夏のバカンスシーズンが終わり、十月、十一月と秋が深まってゆく中、イタリア人は心の中にクリスマスを描き始めます。街中はイルミネーションで美しく飾られ始め、広場には大きなツリーが置かれます。クリスマスを迎えられることを神様に感謝し、街全体でクリスマスを心待ちにするのです。
盛大でにぎやかなクリスマスになるかと思いがちですが、実際はそうでなく、家の中で家族と一緒に食事をして静かに暖かなクリスマスを過ごします。クリスマス・イブの午前中まで人々は忙しく仕事に出かけ、主婦たちは、ほとんどの店が閉まってしまう夕方までに夜食のための買い物をするため、街中はにぎわい、少し雑然とした印象すらあります。夜になると、街中に出ている人はほぼいなくなり、ひっそりと静まります。皆、家族で一緒に食事をするのです。
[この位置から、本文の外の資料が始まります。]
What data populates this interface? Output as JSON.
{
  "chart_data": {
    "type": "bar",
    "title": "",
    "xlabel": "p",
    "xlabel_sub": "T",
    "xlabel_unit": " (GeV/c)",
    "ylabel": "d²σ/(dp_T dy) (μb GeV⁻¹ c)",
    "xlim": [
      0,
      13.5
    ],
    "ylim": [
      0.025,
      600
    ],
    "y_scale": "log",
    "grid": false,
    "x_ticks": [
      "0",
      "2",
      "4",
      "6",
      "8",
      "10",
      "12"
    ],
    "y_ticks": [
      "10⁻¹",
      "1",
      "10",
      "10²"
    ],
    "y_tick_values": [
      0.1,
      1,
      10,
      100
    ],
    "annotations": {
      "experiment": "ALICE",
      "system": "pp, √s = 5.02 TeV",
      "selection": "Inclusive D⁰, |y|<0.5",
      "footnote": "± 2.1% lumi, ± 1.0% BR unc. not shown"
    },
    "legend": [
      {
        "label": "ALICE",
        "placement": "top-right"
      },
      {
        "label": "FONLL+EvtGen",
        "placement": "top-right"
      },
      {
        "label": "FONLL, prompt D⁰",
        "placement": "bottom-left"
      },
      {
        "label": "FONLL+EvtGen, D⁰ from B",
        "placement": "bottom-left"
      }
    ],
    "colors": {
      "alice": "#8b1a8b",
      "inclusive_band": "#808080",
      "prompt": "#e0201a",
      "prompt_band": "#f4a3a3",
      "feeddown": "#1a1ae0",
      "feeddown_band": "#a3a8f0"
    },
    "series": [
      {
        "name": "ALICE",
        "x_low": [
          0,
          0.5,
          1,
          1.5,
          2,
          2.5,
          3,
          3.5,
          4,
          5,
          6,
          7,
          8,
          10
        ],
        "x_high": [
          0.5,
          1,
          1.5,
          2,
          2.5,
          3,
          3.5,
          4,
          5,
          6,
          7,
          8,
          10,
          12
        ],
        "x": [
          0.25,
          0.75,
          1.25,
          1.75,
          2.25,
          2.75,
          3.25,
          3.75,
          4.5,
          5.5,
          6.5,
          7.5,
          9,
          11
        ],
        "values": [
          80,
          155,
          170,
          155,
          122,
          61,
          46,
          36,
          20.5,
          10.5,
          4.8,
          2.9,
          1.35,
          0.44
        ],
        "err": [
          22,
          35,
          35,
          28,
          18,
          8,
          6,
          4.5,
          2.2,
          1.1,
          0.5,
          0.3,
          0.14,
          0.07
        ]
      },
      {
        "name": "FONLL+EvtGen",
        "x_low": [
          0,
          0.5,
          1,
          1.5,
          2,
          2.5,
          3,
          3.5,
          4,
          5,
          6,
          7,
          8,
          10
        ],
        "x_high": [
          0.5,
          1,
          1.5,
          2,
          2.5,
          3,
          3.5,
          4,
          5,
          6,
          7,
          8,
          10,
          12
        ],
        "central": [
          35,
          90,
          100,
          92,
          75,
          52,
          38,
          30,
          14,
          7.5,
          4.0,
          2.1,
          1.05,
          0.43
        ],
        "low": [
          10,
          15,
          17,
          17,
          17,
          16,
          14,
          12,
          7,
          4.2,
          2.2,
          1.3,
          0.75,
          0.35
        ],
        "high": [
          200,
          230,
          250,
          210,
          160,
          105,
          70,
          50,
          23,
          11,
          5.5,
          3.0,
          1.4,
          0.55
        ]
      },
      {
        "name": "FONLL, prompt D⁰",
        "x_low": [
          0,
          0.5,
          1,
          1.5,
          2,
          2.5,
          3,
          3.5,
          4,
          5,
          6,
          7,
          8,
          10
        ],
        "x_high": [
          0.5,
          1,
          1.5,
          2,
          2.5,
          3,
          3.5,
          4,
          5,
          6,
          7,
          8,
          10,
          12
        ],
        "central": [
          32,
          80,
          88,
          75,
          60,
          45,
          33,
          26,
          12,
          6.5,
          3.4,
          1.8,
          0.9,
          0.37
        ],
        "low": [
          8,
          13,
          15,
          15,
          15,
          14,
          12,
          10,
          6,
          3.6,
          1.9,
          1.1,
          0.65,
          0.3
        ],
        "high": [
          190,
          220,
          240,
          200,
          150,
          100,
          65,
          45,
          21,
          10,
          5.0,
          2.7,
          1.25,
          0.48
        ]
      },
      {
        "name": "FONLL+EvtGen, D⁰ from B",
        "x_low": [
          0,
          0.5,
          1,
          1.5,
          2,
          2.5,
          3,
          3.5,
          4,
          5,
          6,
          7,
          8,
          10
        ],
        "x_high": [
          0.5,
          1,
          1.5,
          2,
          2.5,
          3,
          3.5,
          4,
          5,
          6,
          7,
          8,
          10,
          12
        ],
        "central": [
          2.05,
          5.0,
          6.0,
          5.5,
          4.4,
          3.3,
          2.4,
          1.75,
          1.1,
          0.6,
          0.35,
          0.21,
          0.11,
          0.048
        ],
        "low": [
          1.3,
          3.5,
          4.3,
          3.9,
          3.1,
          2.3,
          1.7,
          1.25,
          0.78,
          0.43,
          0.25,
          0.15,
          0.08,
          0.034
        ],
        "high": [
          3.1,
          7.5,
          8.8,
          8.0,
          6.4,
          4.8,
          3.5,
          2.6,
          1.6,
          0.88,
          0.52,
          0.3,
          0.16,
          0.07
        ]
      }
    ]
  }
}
このため、帰省ラッシュも起こります。
一方、家族のいない者、留学生たちには寂しい時となるため、皆、声を掛け合ってお互いを家に招きあったり、家族に招かれたりして一緒に過ごします。私たち家族も、この日を福音宣教の機会としてとらえ、日本人の留学生たちに家を開放し、食事を共にしながら、本当のクリスマスについて聖書から話し、祈りと賛美を捧げます。
「光はやみの中に輝いている。やみはこれに打ち勝たなかった。」(ヨハネ一・五)、このみことばを人々と分かち合い、クリスマスの「良き知らせ」を、自宅を開くことを通して伝えています。神様はこの二年間で十名の受洗者を与えてくださいました。
二十四日深夜から二十五日にかけて、ミラノ市内の大きな教会ではキリストの生誕を祝う深夜の礼拝が行われるので、人々は家族で教会に出かけて行きます。
教会の中には、プレゼピオとよばれるキリスト降誕の場面の模型が飾られています。イエス様がお生まれになった馬小屋や馬槽、模型や人形で表現しているのですが、初め、主人公のイエス様の姿はなく、馬槽の中はからっぽになっています。クリスマスの日に、赤ちゃんイエス様の人形がこのなかに置かれるのです。このように、私たちの救いのためにこの地に降りてこられた神であるイエス様の生誕を思い、感謝を捧げ、みな「ボン・ナターレ(よいクリスマスを!)」と口々に挨拶します。
二十五日も家族で過ごすため、街中はひっそりとし、路線バス・トラム・地下鉄もいつもより本数がぐっと少なくなり、お店も閉まっています。気になるクリスマスケーキのほうは、日本とは異なり、パネットーネというドライフルーツが練りこまれているパン生地のケーキを食べます。この季節になると、あちこちで見かけることができ、いたるところで手に入ります。街中のイルミネーションはクリスマス休暇中から、年明けごろまで街を彩っています。
どうか、イタリアにいる邦人の救いのために、クリスチャンの霊的な成長のために、帰国者が日本の教会でつながっていくように、宣教師の霊性、健康、経済が守られるようお祈りください。